Frequently asked questions
How long do I have to request a DMV hearing after a DUI arrest?
It varies by state and is often very short (commonly a matter of days). Check the notice given to you at arrest or booking for the exact deadline, and confirm with your state DMV or a local lawyer immediately — missing it usually means the suspension takes effect automatically.
Can my license be suspended even if I'm found not guilty of DUI?
Yes. The administrative suspension is a separate civil action based on the arrest and test result or refusal, and it is decided independently of the criminal case. Winning the criminal case does not automatically undo an administrative suspension that already occurred.
What is a hardship or restricted license?

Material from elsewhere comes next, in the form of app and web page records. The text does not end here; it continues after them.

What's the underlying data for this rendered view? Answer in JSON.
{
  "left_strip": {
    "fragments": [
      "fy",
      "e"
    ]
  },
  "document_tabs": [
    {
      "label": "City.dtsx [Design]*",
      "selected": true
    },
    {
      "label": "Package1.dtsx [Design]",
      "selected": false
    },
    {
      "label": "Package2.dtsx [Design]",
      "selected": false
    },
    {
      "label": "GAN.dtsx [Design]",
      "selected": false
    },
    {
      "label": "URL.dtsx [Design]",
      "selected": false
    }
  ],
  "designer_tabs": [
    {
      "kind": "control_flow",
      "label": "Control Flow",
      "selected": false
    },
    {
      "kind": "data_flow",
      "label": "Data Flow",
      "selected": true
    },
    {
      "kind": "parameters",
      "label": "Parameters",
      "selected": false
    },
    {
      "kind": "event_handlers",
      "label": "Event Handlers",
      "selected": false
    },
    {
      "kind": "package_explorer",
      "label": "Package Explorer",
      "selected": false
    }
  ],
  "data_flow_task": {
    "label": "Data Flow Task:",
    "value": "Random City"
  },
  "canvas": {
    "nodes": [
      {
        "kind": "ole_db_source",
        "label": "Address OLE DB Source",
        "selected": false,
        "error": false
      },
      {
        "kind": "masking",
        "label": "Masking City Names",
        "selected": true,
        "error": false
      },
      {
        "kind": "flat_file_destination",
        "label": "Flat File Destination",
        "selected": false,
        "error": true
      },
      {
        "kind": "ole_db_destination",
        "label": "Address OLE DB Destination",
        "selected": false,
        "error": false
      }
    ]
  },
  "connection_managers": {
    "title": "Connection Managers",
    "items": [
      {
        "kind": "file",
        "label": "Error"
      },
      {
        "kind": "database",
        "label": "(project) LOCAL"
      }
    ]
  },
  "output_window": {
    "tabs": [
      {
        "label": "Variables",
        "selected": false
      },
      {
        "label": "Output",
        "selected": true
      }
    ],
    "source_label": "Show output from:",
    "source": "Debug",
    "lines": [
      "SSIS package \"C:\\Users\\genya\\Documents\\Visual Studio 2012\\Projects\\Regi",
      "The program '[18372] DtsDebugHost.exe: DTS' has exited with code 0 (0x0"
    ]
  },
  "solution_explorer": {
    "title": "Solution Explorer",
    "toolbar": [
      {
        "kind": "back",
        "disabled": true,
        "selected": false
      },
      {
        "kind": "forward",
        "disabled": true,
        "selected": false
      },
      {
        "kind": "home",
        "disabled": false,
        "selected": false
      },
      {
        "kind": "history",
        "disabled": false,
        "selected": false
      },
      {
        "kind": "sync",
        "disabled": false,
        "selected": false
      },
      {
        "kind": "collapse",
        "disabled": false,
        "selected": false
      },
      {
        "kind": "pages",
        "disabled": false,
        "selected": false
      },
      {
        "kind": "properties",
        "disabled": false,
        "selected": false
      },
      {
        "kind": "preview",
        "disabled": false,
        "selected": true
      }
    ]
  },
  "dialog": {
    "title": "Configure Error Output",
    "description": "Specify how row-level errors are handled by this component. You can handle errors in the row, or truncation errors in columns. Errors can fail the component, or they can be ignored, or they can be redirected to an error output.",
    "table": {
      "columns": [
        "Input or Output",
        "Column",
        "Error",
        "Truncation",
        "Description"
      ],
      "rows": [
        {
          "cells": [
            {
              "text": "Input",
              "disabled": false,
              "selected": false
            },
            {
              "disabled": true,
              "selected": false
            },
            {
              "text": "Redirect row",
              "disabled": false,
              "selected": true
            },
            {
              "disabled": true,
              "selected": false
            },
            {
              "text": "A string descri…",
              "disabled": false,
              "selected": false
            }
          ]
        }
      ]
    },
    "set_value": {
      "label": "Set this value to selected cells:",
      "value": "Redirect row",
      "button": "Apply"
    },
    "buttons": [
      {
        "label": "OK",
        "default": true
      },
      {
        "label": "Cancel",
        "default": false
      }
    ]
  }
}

It's a limited driving privilege some states allow during a suspension, letting you drive for approved purposes like work, school, or medical care, often with conditions such as an ignition interlock device or proof of program enrollment. Availability and rules vary widely by state.
Does refusing the breath or blood test avoid a suspension?
Generally no — most states impose an automatic administrative suspension for refusal, often on similar or harsher terms than a failed test. Whether refusal itself can be criminally penalized, and how, depends on your state and the type of test (the U.S. Supreme Court's Birchfield decision limits criminally punishing refusal of a warrantless blood test); ask a local attorney about your state's specific rule.
Do I need a lawyer for the DMV hearing if I already have one for the criminal case?
Not necessarily the same appearance, but you should tell your defense lawyer immediately about the DMV deadline — many handle both matters and can request the hearing on your behalf so you don't miss the short window.
This article is general legal information, not legal advice, and may not reflect the most current law or the law in your jurisdiction. Laws vary by state and change over time. For advice about your specific situation, consult a licensed attorney.